Wo ist der Verein noch aktiv?
Kascha: Wir pflegen seit vielen Jahren Jugendprojekte wie das Anlegen von Spielplätzen in beiden Partnerkreisen, toll waren auch immer die Konzerte der Musikschule Selenogradsk bei uns, die in 16 Jahren 140 Konzerte gegeben hat. Doch das wird immer schwieriger.
Warum?
Kascha: Die Kosten laufen uns davon, vor allem wegen der Busbeförderungsgebühr. Ausländische Busse werden seit kurzem bei uns zur Kasse gebeten. Auf einen Bus aus Selenogradsk können so bis zu 2000 Euro Gebühren zukommen. Das ist für die Musikanten nicht mehr darstellbar, wir haben uns bereits an den Kreis Pinneberg gewandt, um hier eventuell eine Lösung zu finden.
Gibt es weitere Hindernisse?
Kascha: Ja. Es wird immer schwieriger, ein Visum zu beantragen und bewilligt zu bekommen. Daran ist die deutsche Seite schuld, nicht etwa die Russen. Dennoch geht es weiter, unsere nächste Sommerreise steht schon fest, und zwar vom 8. bis zum 19. August 2014. Anmeldungen können über unsere Homepage www.selenogradsk.de erfolgen oder telefonisch unter 04121/92385.

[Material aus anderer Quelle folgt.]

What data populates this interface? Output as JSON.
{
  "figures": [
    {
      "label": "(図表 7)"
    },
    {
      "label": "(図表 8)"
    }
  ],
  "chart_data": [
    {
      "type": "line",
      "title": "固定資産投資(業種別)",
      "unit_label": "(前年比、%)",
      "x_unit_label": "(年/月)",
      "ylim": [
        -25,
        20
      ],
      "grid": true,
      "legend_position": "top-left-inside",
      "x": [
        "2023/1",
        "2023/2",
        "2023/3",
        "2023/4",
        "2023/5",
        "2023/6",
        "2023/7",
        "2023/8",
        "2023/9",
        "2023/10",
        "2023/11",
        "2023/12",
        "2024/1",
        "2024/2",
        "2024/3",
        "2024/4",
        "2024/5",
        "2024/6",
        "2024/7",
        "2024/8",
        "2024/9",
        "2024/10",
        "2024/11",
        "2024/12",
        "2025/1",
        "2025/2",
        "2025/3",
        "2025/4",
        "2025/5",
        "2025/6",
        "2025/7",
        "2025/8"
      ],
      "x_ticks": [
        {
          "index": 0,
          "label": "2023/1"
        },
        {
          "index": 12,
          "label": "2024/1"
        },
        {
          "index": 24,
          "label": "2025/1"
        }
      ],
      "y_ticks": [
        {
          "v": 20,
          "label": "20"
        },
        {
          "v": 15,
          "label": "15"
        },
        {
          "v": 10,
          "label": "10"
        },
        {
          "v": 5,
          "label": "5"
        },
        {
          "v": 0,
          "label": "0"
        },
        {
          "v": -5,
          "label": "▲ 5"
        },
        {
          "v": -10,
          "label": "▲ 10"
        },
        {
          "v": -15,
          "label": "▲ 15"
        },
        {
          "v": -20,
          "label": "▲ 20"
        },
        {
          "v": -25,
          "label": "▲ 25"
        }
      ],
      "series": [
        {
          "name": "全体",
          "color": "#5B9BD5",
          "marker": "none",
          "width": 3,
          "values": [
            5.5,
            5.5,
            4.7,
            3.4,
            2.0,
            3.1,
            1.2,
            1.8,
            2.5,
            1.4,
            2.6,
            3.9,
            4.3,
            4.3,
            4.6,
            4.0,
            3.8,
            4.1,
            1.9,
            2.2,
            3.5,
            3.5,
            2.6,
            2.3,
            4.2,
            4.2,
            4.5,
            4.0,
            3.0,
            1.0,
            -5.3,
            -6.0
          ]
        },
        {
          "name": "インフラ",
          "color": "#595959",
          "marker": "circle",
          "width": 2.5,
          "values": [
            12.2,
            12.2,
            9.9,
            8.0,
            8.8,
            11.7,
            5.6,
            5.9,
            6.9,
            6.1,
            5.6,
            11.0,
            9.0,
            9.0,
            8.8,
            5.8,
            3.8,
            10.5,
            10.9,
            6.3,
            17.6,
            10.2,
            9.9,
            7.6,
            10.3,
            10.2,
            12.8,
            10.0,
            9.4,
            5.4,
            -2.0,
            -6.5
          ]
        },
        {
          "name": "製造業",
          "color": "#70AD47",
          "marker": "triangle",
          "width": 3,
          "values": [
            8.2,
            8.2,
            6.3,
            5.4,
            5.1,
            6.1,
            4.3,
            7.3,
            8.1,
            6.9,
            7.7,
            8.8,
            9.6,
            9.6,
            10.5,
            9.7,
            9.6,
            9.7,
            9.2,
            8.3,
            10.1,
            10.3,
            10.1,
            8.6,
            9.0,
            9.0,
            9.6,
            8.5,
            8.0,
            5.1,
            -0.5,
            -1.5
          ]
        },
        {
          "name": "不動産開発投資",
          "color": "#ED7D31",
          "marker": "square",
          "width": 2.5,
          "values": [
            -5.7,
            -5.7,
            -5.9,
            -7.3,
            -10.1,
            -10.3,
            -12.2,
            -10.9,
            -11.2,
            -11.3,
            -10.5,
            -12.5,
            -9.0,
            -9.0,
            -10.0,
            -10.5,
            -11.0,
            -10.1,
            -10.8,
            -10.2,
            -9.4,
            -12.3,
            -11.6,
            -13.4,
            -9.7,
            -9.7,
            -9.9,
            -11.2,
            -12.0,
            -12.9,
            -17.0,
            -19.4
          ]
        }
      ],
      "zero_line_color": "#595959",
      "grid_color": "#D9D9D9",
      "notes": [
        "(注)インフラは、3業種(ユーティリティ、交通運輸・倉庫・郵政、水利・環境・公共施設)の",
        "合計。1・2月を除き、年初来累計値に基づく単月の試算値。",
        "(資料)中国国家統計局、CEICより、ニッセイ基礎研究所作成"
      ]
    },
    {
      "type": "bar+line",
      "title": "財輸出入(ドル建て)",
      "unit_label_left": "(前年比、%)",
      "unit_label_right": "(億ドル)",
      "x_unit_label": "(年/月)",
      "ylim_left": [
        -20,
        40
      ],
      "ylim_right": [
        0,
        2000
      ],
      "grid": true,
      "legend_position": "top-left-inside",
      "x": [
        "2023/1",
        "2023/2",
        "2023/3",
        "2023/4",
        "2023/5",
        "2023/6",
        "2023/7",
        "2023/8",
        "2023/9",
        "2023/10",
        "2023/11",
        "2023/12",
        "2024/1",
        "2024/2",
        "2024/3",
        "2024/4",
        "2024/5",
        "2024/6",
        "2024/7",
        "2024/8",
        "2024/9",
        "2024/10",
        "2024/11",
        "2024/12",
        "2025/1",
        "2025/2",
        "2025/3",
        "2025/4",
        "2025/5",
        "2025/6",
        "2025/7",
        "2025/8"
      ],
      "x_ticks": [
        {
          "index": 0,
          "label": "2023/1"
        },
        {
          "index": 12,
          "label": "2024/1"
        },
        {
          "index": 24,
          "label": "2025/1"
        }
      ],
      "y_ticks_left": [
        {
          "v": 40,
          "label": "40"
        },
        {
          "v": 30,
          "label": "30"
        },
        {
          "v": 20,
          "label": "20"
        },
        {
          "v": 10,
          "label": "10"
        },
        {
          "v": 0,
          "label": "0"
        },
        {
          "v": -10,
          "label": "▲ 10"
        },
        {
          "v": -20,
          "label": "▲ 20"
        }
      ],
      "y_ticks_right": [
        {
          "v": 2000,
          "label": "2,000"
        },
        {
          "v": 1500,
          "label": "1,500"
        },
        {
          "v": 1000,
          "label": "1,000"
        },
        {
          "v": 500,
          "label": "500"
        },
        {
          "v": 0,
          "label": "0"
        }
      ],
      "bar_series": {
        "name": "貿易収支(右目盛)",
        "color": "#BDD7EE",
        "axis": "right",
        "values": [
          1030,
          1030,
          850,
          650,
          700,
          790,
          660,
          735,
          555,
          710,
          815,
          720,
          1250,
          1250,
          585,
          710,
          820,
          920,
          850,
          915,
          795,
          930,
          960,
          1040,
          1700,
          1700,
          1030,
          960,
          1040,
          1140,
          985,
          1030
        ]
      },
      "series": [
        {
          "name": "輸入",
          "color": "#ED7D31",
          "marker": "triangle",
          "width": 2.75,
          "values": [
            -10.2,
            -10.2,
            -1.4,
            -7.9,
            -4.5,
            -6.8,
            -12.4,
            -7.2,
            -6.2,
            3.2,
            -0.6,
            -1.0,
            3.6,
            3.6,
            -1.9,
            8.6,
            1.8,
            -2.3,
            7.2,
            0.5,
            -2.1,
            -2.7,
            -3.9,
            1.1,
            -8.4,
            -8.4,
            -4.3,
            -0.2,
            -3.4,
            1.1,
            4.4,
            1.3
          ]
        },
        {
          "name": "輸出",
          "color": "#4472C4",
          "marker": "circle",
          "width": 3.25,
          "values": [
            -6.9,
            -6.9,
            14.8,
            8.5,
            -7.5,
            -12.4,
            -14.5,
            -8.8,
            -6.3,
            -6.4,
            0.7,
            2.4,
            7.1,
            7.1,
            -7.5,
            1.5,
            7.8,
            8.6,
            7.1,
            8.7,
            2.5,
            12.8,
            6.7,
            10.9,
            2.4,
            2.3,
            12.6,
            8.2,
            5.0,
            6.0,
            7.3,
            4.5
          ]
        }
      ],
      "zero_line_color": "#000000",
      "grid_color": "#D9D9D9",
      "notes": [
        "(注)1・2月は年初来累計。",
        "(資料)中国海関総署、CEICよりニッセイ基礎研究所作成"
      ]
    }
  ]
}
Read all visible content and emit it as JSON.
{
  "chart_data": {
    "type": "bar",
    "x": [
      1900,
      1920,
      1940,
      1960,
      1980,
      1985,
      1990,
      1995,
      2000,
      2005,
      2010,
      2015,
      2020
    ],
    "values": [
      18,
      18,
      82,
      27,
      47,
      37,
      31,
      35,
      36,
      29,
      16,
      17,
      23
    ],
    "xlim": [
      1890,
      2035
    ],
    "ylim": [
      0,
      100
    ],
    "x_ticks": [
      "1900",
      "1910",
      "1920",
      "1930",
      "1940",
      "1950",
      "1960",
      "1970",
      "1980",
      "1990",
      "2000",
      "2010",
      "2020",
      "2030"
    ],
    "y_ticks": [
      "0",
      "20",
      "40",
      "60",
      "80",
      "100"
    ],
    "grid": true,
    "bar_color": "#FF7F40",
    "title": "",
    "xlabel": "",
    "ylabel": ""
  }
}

Wie können Sie überhaupt Ihre ganzen Aktivitäten finanzieren?
Kascha: Ohne die Stiftung deutsch-russischer Jugendaustausch wäre nichts mehr möglich. Allein für die drei Projekte Spielplatzbau, Fachkräfte-Austausch und das in diesem Jahr zweite Projekt mit Menschen mit Behinderungen aus unserem Partnerkreis und der Lebenshilfe haben wir von der Stiftung 19.000 Euro bekommen. Auch die Sparkasse Südholstein engagiert sich, ebenso wie der Kreis Pinneberg. Für alle Projekte muss unser Verein aber immer 25 Prozent der Kosten aufbringen.
Was macht es so reizvoll, nach so vielen Jahren immer noch mehrmals im Jahr nach Selenogradsk zu fahren?
Kascha: Von der russischen Politik bin ich auch nicht immer begeistert. Aber mit der Solidarität zu den Menschen und unserer gemeinsamen Arbeit können wir einen Beitrag zur Menschlichkeit und Völkerverständigung leisten – und das macht die Motivation aus.